Estamos en Argentina, en la Villa Concepción del Tío, en el santuario de la «Virgencita». Estamos en casa.
Les pido, sin embargo, que, al menos por un instante, nuestro corazón se vuelva a Roma, a la sede de Pedro.
Hagámosle una visita al Papa Francisco en su casa, y con él saludemos a María.
Esta mañana, el Santo Padre ha abierto la Puerta santa de la basílica de San Pedro, inaugurando así el Jubileo extraordinario de la misericordia.

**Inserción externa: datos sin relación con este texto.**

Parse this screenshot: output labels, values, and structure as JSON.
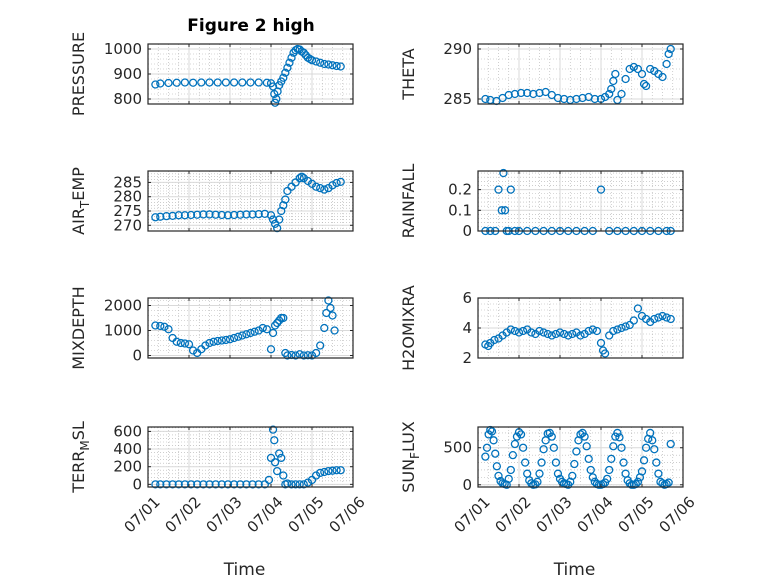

En realidad, el Jubileo se abrió por anticipado, no en Roma sino en Banghi, la martirizada capital de uno de los países más pobres de África y del mundo: la República centro africana.
No podía ser de otra manera.
La puerta de la misericordia de Dios está siempre abierta. Esa puerta es Jesús, el Señor.
A Jesús lo hemos visto predicar el Reino, curar a los enfermos y expulsar a los demonios. Hemos contemplado asombrados sus gestos hacia los más pobres, su cercanía a los pecadores y alejados. Lo hemos visto abrazar la cruz y resucitar de entre los muertos.
Los evangelistas se esmeran en mostrarlo siempre rodeado de gente que no está bien debajo de su piel: ciegos, tullidos, epilépticos y endemoniados, leprosos, sordomudos, personas rechazas por su entorno, incluso pecadores notorios por sus pecados; en fin, el inmenso mundo de la fragilidad y el dolor humanos. Los desechados, los descartados.
En medio de todos ellos: Jesús, el médico, el buen samaritano, el pastor, el que vino a buscar lo que estaba perdido.
No podemos poner en dudas: leyendo y releyendo el Evangelio, nosotros hemos conocido la misericordia y la ternura de Dios, manifestadas para siempre en su Hijo muerto y resucitado por nosotros.
La misericordia de Dios se manifiesta en toda su belleza especialmente cuando irrumpe en medio del dolor, el límite y la fragilidad humanos, el sufrimiento y la pobreza.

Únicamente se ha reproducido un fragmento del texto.